Cytotoxic CD4 T cells are correlated with better prognosis in Han Chinese grade II and grade III glioma subjects and are suppressed by PD-1 signaling.

Purpose: Malignant gliomas are the most common tumors in the central nervous system with a poor prognosis. Recently, CD4 cytotoxic T cells (CTLs) are being increasingly recognized as possessing antitumor capacity. However, their presence, activity and regulation in glioma have not been investigated in detail.

Methods: To examine this, 72 grade II and grade III Han Chinese glioma patients and 30 Han Chinese healthy controls were investigated.

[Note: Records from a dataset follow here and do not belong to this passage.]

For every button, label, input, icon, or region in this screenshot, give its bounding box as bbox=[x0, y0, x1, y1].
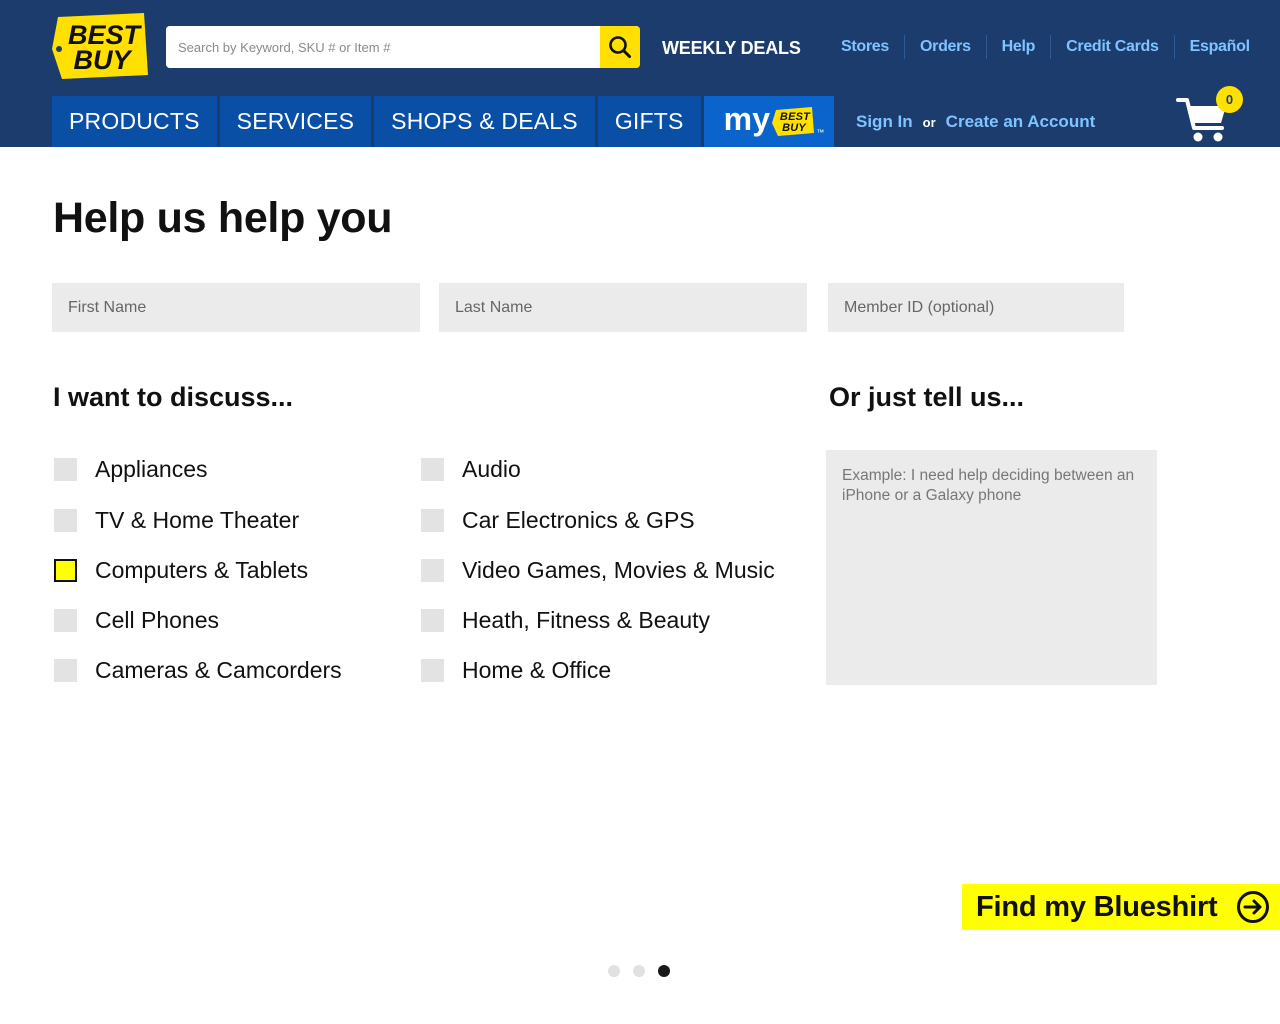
trademark: ™ bbox=[816, 128, 825, 137]
topic-label: Home & Office bbox=[462, 657, 612, 683]
topic-cell-phones[interactable]: Cell Phones bbox=[54, 607, 219, 634]
topic-home-office[interactable]: Home & Office bbox=[421, 657, 611, 684]
topic-cameras-camcorders[interactable]: Cameras & Camcorders bbox=[54, 657, 342, 684]
create-account-link[interactable]: Create an Account bbox=[946, 112, 1096, 132]
badge-line-2: BUY bbox=[782, 122, 807, 134]
my-best-buy-badge-icon: BEST BUY bbox=[772, 106, 815, 136]
page-dot-2[interactable] bbox=[633, 965, 645, 977]
checkbox-cell-phones[interactable] bbox=[54, 609, 77, 632]
help-link[interactable]: Help bbox=[985, 35, 1050, 59]
nav-tab-shops-deals[interactable]: SHOPS & DEALS bbox=[374, 96, 595, 147]
checkbox-appliances[interactable] bbox=[54, 458, 77, 481]
nav-tab-products[interactable]: PRODUCTS bbox=[52, 96, 217, 147]
topic-health-fitness-beauty[interactable]: Heath, Fitness & Beauty bbox=[421, 607, 710, 634]
topic-video-games-movies-music[interactable]: Video Games, Movies & Music bbox=[421, 557, 775, 584]
search-input[interactable] bbox=[166, 26, 600, 68]
my-word: my bbox=[723, 100, 771, 137]
search-bar bbox=[166, 26, 640, 68]
topic-computers-tablets[interactable]: Computers & Tablets bbox=[54, 557, 308, 584]
account-links: Sign In or Create an Account bbox=[856, 112, 1095, 132]
topic-label: Computers & Tablets bbox=[95, 557, 309, 583]
or-text: or bbox=[922, 115, 936, 130]
tell-us-heading: Or just tell us... bbox=[829, 382, 1025, 412]
site-header: BEST BUY WEEKLY DEALS Stores Orders Help… bbox=[0, 0, 1280, 147]
page-dot-1[interactable] bbox=[608, 965, 620, 977]
checkbox-tv-home-theater[interactable] bbox=[54, 509, 77, 532]
sign-in-link[interactable]: Sign In bbox=[856, 112, 913, 132]
page-dot-3[interactable] bbox=[658, 965, 670, 977]
pagination-dots bbox=[608, 965, 683, 977]
utility-links: Stores Orders Help Credit Cards Español bbox=[826, 35, 1265, 59]
checkbox-audio[interactable] bbox=[421, 458, 444, 481]
credit-cards-link[interactable]: Credit Cards bbox=[1050, 35, 1173, 59]
topic-label: Appliances bbox=[95, 456, 208, 482]
search-icon bbox=[609, 36, 631, 58]
topic-appliances[interactable]: Appliances bbox=[54, 456, 208, 483]
first-name-input[interactable] bbox=[52, 283, 420, 332]
orders-link[interactable]: Orders bbox=[904, 35, 986, 59]
cta-label: Find my Blueshirt bbox=[976, 890, 1218, 923]
member-id-input[interactable] bbox=[828, 283, 1124, 332]
topic-label: Car Electronics & GPS bbox=[462, 507, 695, 533]
main-nav: PRODUCTS SERVICES SHOPS & DEALS GIFTS my… bbox=[52, 96, 837, 147]
checkbox-cameras-camcorders[interactable] bbox=[54, 659, 77, 682]
search-button[interactable] bbox=[600, 26, 640, 68]
checkbox-car-electronics-gps[interactable] bbox=[421, 509, 444, 532]
nav-tab-services[interactable]: SERVICES bbox=[219, 96, 372, 147]
topic-label: TV & Home Theater bbox=[95, 507, 300, 533]
checkbox-health-fitness-beauty[interactable] bbox=[421, 609, 444, 632]
topic-label: Cell Phones bbox=[95, 607, 220, 633]
discuss-heading: I want to discuss... bbox=[53, 382, 294, 412]
topic-tv-home-theater[interactable]: TV & Home Theater bbox=[54, 507, 299, 534]
topic-audio[interactable]: Audio bbox=[421, 456, 521, 483]
find-my-blueshirt-button[interactable]: Find my Blueshirt bbox=[962, 884, 1280, 930]
weekly-deals-link[interactable]: WEEKLY DEALS bbox=[662, 38, 801, 59]
tell-us-textarea[interactable] bbox=[826, 450, 1157, 685]
logo-tag-icon: BEST BUY bbox=[52, 13, 148, 79]
page-title: Help us help you bbox=[53, 194, 393, 242]
nav-tab-my-best-buy[interactable]: my BEST BUY ™ bbox=[703, 96, 835, 147]
topic-label: Video Games, Movies & Music bbox=[462, 557, 775, 583]
logo-line-2: BUY bbox=[73, 45, 133, 75]
arrow-right-circle-icon bbox=[1237, 891, 1269, 923]
checkbox-computers-tablets[interactable] bbox=[54, 559, 77, 582]
espanol-link[interactable]: Español bbox=[1173, 35, 1265, 59]
checkbox-home-office[interactable] bbox=[421, 659, 444, 682]
topic-label: Cameras & Camcorders bbox=[95, 657, 342, 683]
topic-label: Heath, Fitness & Beauty bbox=[462, 607, 711, 633]
cart-count-badge: 0 bbox=[1216, 86, 1243, 113]
topic-car-electronics-gps[interactable]: Car Electronics & GPS bbox=[421, 507, 695, 534]
last-name-input[interactable] bbox=[439, 283, 807, 332]
cart-button[interactable]: 0 bbox=[1176, 84, 1246, 144]
best-buy-logo[interactable]: BEST BUY bbox=[52, 13, 148, 79]
stores-link[interactable]: Stores bbox=[826, 35, 904, 59]
checkbox-video-games-movies-music[interactable] bbox=[421, 559, 444, 582]
topic-label: Audio bbox=[462, 456, 521, 482]
nav-tab-gifts[interactable]: GIFTS bbox=[597, 96, 701, 147]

Results: We found that compared to healthy controls, glioma patients had significantly upregulated frequencies of circulating CD4 CTLs, identified by the expression of granzyme A (GzmA), granzyme B (GzmB) and/or perforin. The stimulated CD4 CTLs in grade II and grade III glioma patients also had less proliferative ability than those in healthy controls, a feature of suppression that progressed with tumor grade. The frequencies of GzmB-expressing circulating CD4 CTLs were directly associated with prognosis. We hypothesized that the programed death 1 (PD-1)/PD-ligand 1 (L1) interaction possibly contributed to the suppression of CD4 CTLs in grade II and grade III glioma, since an upregulation of PD-1 was observed on CD4 CTLs in glioma compared to those in the healthy individuals. Blockade of the PD-1/PD-L1 interaction with neutralizing antibodies significantly increased the proliferation and granzyme or perforin production by CD4 CTLs in grade II and grade III glioma patients.

Conclusions: These data suggest that the CD4 CTLs in grade II and grade III glioma patients contribute to antitumor immunity and could be suppressed by PD-1 signal transduction.